Ashland’s water situation continues to improve but nearly 3,000 customers remain without water, according to City Manager Ben Bitter.
However, much progress has been made, he said.
“We now have fewer customers without water. We were up to 7,000 yesterday (Friday) morning and we’ve cut that in half or less. There’s probably 2,000 to 3,000 (without water).”
Russell and Greenup water issues also seem to be improving, according to city officials.
Ashland city workers continue to repair line breaks including a major 16-inch line on 43rd Street that led to some outages. Bitter said there were three new breaks, all relatively minor, overnight.
“Workers are out there working hard getting leaks solved and problems fixed,” Bitter said. “To date we have not had any serious injury and that’s the most important thing. Guys are getting in a lot of overtime hours to get the system restored.”
The leak on 43rd Street was more troublesome than first believed.
“We’ve had trouble isolating the break to get the pressure off the system. The difficulty with isolating that line has a lot of customers having water not available at the tap anymore. It has been a much longer repair than anticipated because it is so difficult to isolate that line.”
He likened fixing the lines to “being like a mad scientist using 15 or 16 different chemicals and trying to manage it all without making the whole system explode.”
Workers must turn on a valve, then turn off another to provide relief to make the repair, he said. “It helps one tank increase, but some other tanks my decrease. Those lines may have less pressure. We ask the public to bear with us. If you have water, then don’t for awhile, it will return in short order.”
However, Bitter said the workers were “getting the upperhand” on the situation.
He also commended the city’s fire department and workers from Boyd County for lending a hand. Bitter said the Skyline Drive water storage tank, which had been refilling at a rate of only 7 pounds per square inch, was now refilling at 60 PSI thanks in part to “a work-around” that involves using a fire truck to draw water from another tank via a fire hydrant on Boy Scout Road and pumping it into the Skyline tank.
The downside of that, Bitter said, is that it necessitated the closure of Boy Scout Road between Greenbriar Road and Azalea Drive.
The road has been barricaded at the work site and could be closed for three to five days, according to the Kentucky Department of Highways.
“We are looking at other options,” Bitter said, when asked about the length of time the road will be closed.
Those who have water remain under a systemwide boil-water advisory, and Bitter said there was no way of knowing when that will be lifted.
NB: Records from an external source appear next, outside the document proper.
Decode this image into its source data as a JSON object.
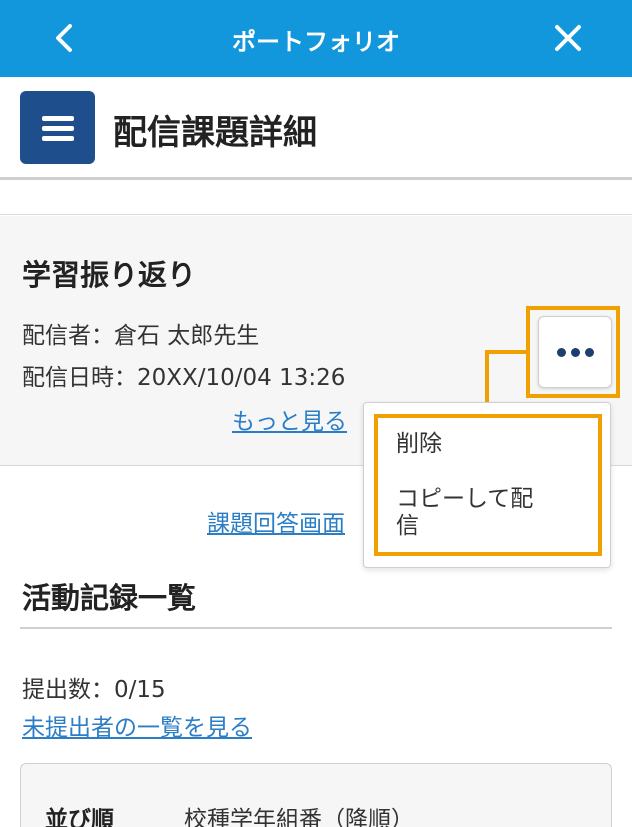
{
  "topbar": {
    "title": "ポートフォリオ"
  },
  "header": {
    "title": "配信課題詳細"
  },
  "assignment": {
    "title": "学習振り返り",
    "sender": "配信者：倉石 太郎先生",
    "datetime": "配信日時：20XX/10/04 13:26",
    "more_link": "もっと見る"
  },
  "popup_menu": {
    "items": [
      {
        "label": "削除"
      },
      {
        "label": "コピーして配\n信"
      }
    ]
  },
  "answer_screen_link": "課題回答画面",
  "activity": {
    "title": "活動記録一覧",
    "count": "提出数：0/15",
    "unsubmitted_link": "未提出者の一覧を見る",
    "sort": {
      "label": "並び順",
      "value": "校種学年組番（降順）"
    }
  },
  "colors": {
    "topbar": "#1397dc",
    "menu_button": "#1f4e8c",
    "highlight": "#f0a000",
    "link": "#2b7ec6"
  },
  "icons": [
    "back-icon",
    "close-icon",
    "menu-icon",
    "more-dots-icon"
  ]
}
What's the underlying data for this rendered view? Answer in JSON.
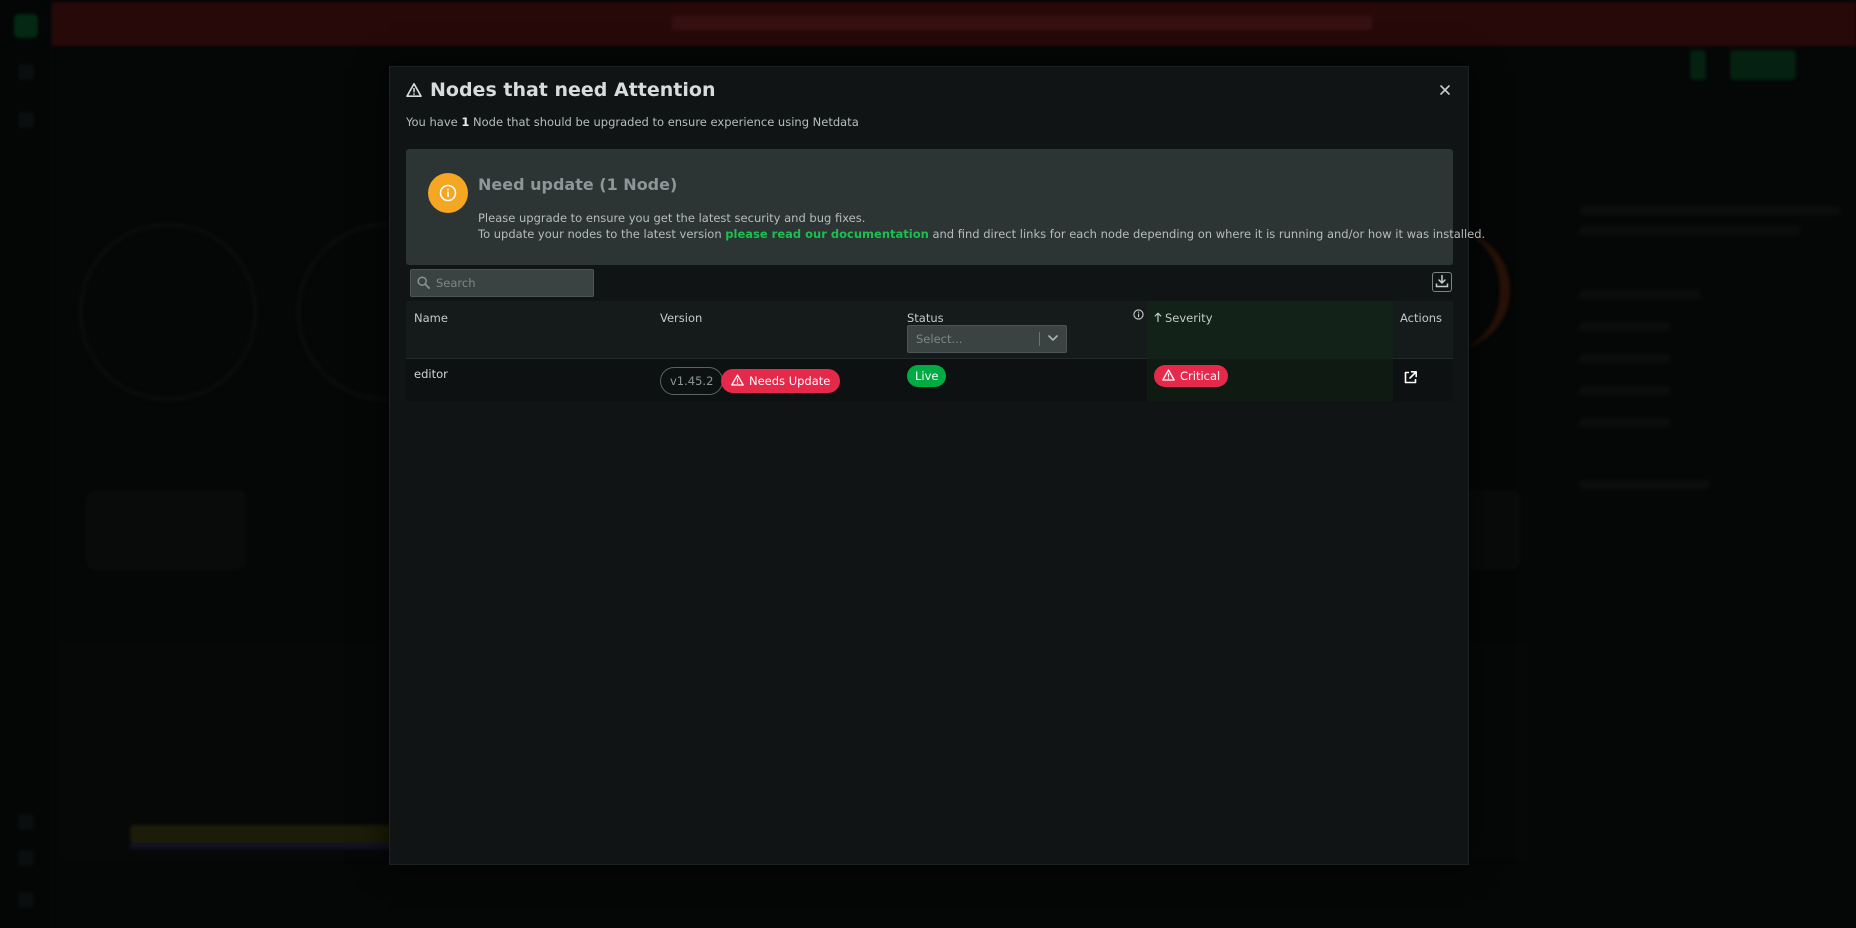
{
  "modal": {
    "title": "Nodes that need Attention",
    "subtitle_prefix": "You have ",
    "subtitle_count": "1",
    "subtitle_suffix": " Node that should be upgraded to ensure experience using Netdata",
    "close_icon": "close-icon"
  },
  "info_box": {
    "icon": "info-icon",
    "icon_color": "#f5a623",
    "heading": "Need update (1 Node)",
    "line1": "Please upgrade to ensure you get the latest security and bug fixes.",
    "line2_prefix": "To update your nodes to the latest version ",
    "line2_link": "please read our documentation",
    "line2_suffix": " and find direct links for each node depending on where it is running and/or how it was installed."
  },
  "search": {
    "placeholder": "Search"
  },
  "table": {
    "headers": {
      "name": "Name",
      "version": "Version",
      "status": "Status",
      "severity": "Severity",
      "severity_sort": "ascending",
      "actions": "Actions"
    },
    "status_filter_placeholder": "Select...",
    "rows": [
      {
        "name": "editor",
        "version": "v1.45.2",
        "version_badge": "Needs Update",
        "status": "Live",
        "severity": "Critical"
      }
    ]
  },
  "colors": {
    "accent_green": "#00ab44",
    "link_green": "#1bbf4f",
    "critical_red": "#e5294a",
    "warning_orange": "#f5a623"
  }
}
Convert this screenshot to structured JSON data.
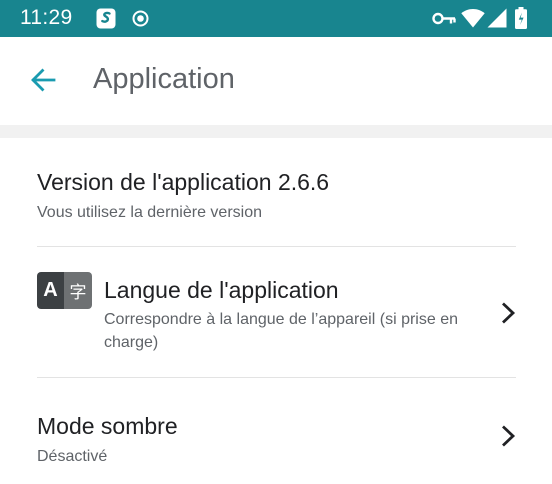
{
  "status_bar": {
    "time": "11:29",
    "icons": [
      "app-s-icon",
      "record-icon",
      "vpn-key-icon",
      "wifi-icon",
      "signal-icon",
      "battery-icon"
    ],
    "background_color": "#18858f"
  },
  "app_bar": {
    "title": "Application",
    "back_icon": "arrow-back-icon",
    "accent_color": "#1a9bb0"
  },
  "settings": {
    "version": {
      "title": "Version de l'application 2.6.6",
      "subtitle": "Vous utilisez la dernière version"
    },
    "language": {
      "icon_latin": "A",
      "icon_cjk": "字",
      "title": "Langue de l'application",
      "subtitle": "Correspondre à la langue de l’appareil (si prise en charge)"
    },
    "dark_mode": {
      "title": "Mode sombre",
      "subtitle": "Désactivé"
    }
  }
}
However, he did say it would likely take several days for the system to be pressurized adequately enough to allow that.
For those who don’t want to go through the trouble of boiling water, potable water is available at the Ashland Water Plant at 4040 Winchester Ave. at any time. Residents are welcome to bring containers and fill and refill them as often as necessary, Bitter said.
Also, the city is continuing to distribute bottled water at Central Park and Ashland Community and Technical College until 6 p.m. each night. However, starting today, proof of residency (water bill or driver’s license) will be necessary to get a case of water. “We will continue to do that as long as necessary,” he said.
Bitter said city officials were still urging those who have water service to conserve as much as possible. That will allow the tanks to refill quicker and enable the city to restore service to those with low pressure and no pressure, he said.
“I think things are still looking positive,” he said. “We are just having difficulty with some of the repairs.”
Brent Webster, the director of Boyd County Emergency Management, is asking residents to enroll with Nixle.com to get up to the minute updates.
“This is a public notification system the Emergency Management and City of Ashland uses to inform the citizens of Byd County about boil water advisories and water issues along with emergency notifications when emergency incidents are occuring,” he said.
Citizens can follow instructions on the website and text back from cellphones to complete the process.
Also, he said water would be available at the Summit Ironville Fire Station and the Senior Center in Catlettsburg for as long as supplies last. A photo ID showing residence is required with a limit of three gallons or one case a day.
Other water issues
Russell Mayor Bill Hopkins reported improved conditions with the Russell system that also supplies Raceland, Wurtland and Flatwoods.
“We are doing a little better today,” he aid. “We picked up 30 to 40 percent of what we need. We haven’t had any breaks today and that helps a lot. We are making some progress.”
Hopkins said Flatwoods is still pulling some water from Ashland “so that helps us, too.”
He said the system should be “as good as we can be in the next 24 hours.”
Russell customers were never totally without service but did have severe pressure drops, he said.
Some in Greenup are still without water but Mayor Lundie Meadows said that if there are no other major problems that all customers should be restored by sometime Monday.
The Greenup, Lloyd and Coal Branch tanks are filled and they were attempting to fill the Argillite tank when faced “with a minor setback,” he said. “We have not started that process yet.”